Hundreds turned out in Edinburgh and Glasgow on Saturday as they came together to show their support for striking rail and postal workers.
Members of Aslef and the Rail, Maritime and Transport Union (RMT) walked out on Saturday in a pay dispute.
Network Rail workers who are members of RMT began the first of two 24-hour walkouts on Saturday and will do so again on Saturday October 8.
It meant that ScotRail passengers faced disruption across the network as just a handful of services across the central belt and east coast were running.
Only 20% of ScotRail services are operating between 7:30am and 6.30pm in the central belt, Borders and Fife – with no trains running elsewhere on the network.
The rail provider had issued a warning to customers telling them to expect significant disruption as a result of the strike action.
David Simpson, ScotRail service delivery director, said the knock-on effects of the industrial action would impact services on both Sunday October 2 and Sunday October 9 as well.
Andrew Haines, Network Rail chief executive, said: “Despite our best efforts to compromise and find a breakthrough in talks, rail unions remain intent on continuing and co-ordinating their strike action.
“This serves only to ensure our staff forgo even more of their pay unnecessarily, as well as causing even more disruption for our passengers and further damaging the railway’s recovery from the pandemic.
“Passengers who want to travel this Saturday, and indeed next Wednesday and next Saturday, are asked only to do so if absolutely necessary.”
RMT general secretary Mick Lynch said: “Transport workers are joining a wave of strike action on October 1, sending a clear message to the government and employers that working people will not accept continued attacks on pay and working conditions at a time when big business profits are at an all-time high.
“The Summer of Solidarity we have seen will continue into the Autumn and Winter if employers and the government continue to refuse workers reasonable demands.
“We want a settlement to these disputes where our members and their families can get a square deal. And we will not rest until we get a satisfactory outcome.”

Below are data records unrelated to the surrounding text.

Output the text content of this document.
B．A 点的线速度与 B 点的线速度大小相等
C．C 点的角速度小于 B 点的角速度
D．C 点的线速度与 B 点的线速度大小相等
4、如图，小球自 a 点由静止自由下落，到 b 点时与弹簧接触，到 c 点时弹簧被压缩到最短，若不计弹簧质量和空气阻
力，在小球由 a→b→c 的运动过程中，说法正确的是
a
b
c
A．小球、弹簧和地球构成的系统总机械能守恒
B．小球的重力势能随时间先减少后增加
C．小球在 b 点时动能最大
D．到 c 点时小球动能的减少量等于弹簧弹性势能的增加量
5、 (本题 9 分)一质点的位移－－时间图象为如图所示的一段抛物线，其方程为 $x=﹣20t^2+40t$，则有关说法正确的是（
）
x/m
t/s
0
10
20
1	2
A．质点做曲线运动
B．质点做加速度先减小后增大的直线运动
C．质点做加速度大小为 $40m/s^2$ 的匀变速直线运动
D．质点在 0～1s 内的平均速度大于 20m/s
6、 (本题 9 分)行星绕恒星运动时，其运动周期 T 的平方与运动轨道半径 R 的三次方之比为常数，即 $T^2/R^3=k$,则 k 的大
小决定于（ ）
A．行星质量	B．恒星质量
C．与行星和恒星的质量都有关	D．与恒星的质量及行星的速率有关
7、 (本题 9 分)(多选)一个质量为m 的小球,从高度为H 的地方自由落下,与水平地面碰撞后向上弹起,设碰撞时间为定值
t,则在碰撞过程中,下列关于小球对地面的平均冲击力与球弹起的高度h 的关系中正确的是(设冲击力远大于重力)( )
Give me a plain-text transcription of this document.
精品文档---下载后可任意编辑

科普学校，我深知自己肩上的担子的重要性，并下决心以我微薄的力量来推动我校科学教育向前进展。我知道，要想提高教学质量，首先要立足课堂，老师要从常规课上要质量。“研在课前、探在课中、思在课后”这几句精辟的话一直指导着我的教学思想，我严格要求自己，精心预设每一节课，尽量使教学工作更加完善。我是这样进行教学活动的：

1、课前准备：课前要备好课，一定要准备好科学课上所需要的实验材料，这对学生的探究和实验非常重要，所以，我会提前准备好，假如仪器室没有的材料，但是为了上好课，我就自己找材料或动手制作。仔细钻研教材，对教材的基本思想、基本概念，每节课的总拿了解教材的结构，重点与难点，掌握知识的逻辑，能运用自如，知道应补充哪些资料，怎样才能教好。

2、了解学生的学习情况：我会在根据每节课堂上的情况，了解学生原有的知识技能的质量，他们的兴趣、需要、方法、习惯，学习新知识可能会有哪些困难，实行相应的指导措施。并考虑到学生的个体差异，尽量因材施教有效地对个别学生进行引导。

Meanwhile, postal workers from the Communication Workers Union (CWU) also walked out on Saturday.
It follows an ongoing dispute over changes in working terms and conditions.
The union claims that Royal Mail is asking postal workers to trade terms and conditions for a pay rise.
Workers are taking part in 19 days of strike action which is expected to have a “dramatic impact”, according to the union, and will cover peak mail periods such as Black Friday, Cyber Monday and the Christmas build-up.
CWU general secretary Dave Ward urged people across the country to “stand with” their local postal worker.
“This is a significant announcement, but it is one which matches the level of anger our members feel at the way Royal Mail Group has treated them,” said Ward.
“The chief executive of Royal Mail Group is treating postal workers as if they are stupid.
“These are the same people that have kept the country connected and returned Royal Mail Group to record profit.
“Postal workers across the UK now face the fight of their lives to save their jobs and the service they provide to every household and business in the UK.
“We call on everyone to stand with their local postal worker.
“If Royal Mail Group are allowed to get away with this then it sends a green light to every rogue big business in the UK.
“We will not stand by and see the Royal Mail Group become the next P&O but we need your backing to win.”
Royal Mail insists the strike is a “reckless pursuit” and say they are managing the disruption.
A spokesperson said: “The CWU can be in no doubt of the impact its reckless pursuit of 19 days of industrial action has on our weakened financial position and the job security of its members.
“Royal Mail is losing £1m a day. We operate in a competitive market and our customers have choices. Continued strike action will force our customers to make those choices sooner rather than later.
“Our invitation to enter into talks through Acas remains open. Our people need the CWU leadership to recognise the reality of the situation Royal Mail faces as a business, and to engage urgently on the changes required to adapt to customer demands in a highly competitive market.
“We apologise to our customers for the inconvenience the CWU’s continued strike action will cause.”